Houellebecq wrote and marketed Platform in a way that incited Islamophobia, and Soumission has become a bestseller as a result of being marketed in the same way. However, as the brief outline above shows, the work itself tells in a way that is quite levelheaded a story of how the collapse of the West and the submission to Islam (which, to repeat, is a word that itself means “submission (to God)”) is accepted calmly with a mild nihilism. This gentle tone may perplex readers who began reading Soumission with the expectation that it would be a sensational story. However, the genius of Houellebecq that existed from the beginning behind all the sensation he himself caused probably lies here.

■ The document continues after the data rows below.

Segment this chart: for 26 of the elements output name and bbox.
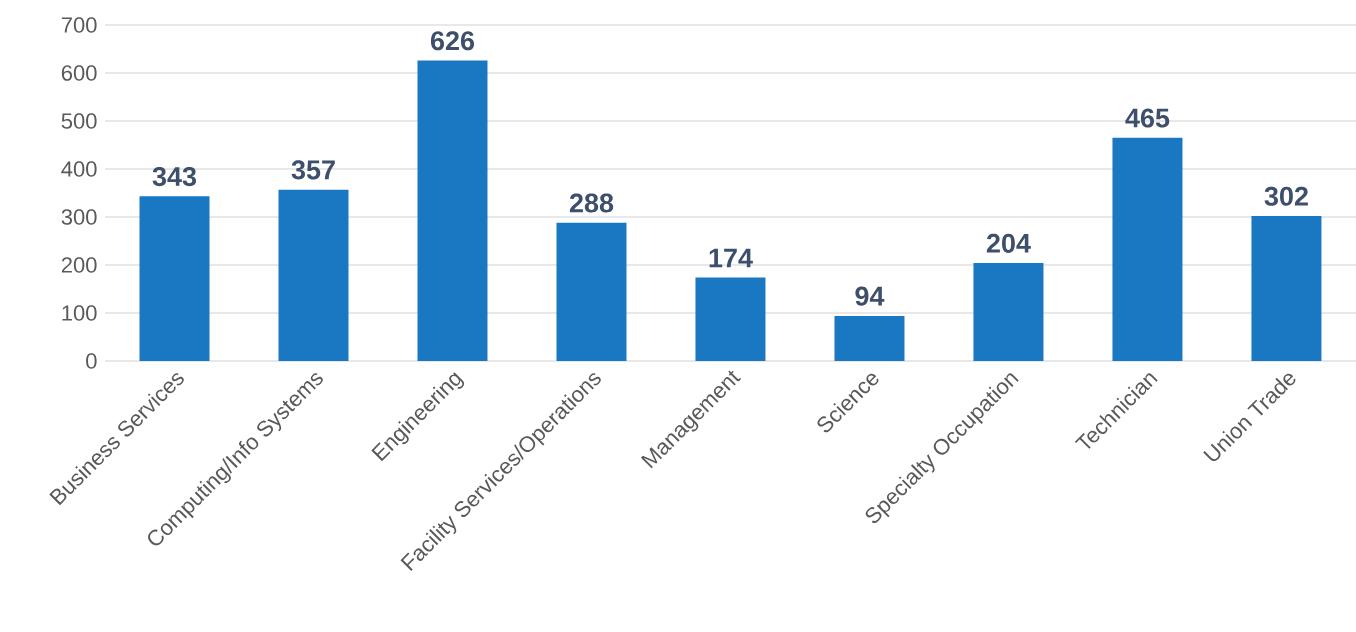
y-tick-label: 200 <box>61 257 97 273</box>
data-label: 343 <box>152 167 197 187</box>
y-tick-label: 600 <box>61 65 97 81</box>
bar <box>1251 216 1322 361</box>
y-tick-label: 100 <box>62 305 97 321</box>
y-tick-label: 400 <box>61 161 97 177</box>
bar <box>695 277 766 361</box>
y-tick-label: 700 <box>61 17 97 33</box>
y-tick-label: 300 <box>61 209 97 225</box>
bar <box>139 196 210 361</box>
data-label: 465 <box>1125 108 1170 128</box>
data-label: 302 <box>1264 186 1308 206</box>
data-label: 204 <box>986 233 1031 253</box>
data-label: 626 <box>430 31 475 51</box>
bar <box>1112 137 1183 361</box>
bar <box>556 222 627 361</box>
bar <box>417 60 488 361</box>
bar <box>973 263 1044 361</box>
bar <box>278 189 349 361</box>
data-label: 174 <box>709 248 753 268</box>
y-tick-label: 500 <box>61 113 97 129</box>
data-label: 288 <box>569 193 614 213</box>
y-tick-label: 0 <box>86 353 97 369</box>
bar <box>834 315 905 361</box>
data-label: 94 <box>855 286 885 306</box>
data-label: 357 <box>291 160 335 180</box>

There are references to Friedrich Nietzsche in Soumission, and in a sense this work is the literature of “the last man.”
The problem, however, is that in real life it seems that people cannot completely become “last men.” Feelings of depression that are not satisfied by mild nihilism probably find their way to a “just cause” – including that of Islamic fundamentalism, for example. Perhaps the West, too, far from heading towards a calm “submission” or euthanasia, will even rekindle the crusader-like passion that has long been forgotten. On January 7, 2015, when it seems that the course of history may be heading increasingly faster in this direction, Houellebecq’s Soumission rises – not as a sentimental monument, but above all as a cool, dry anti-monument.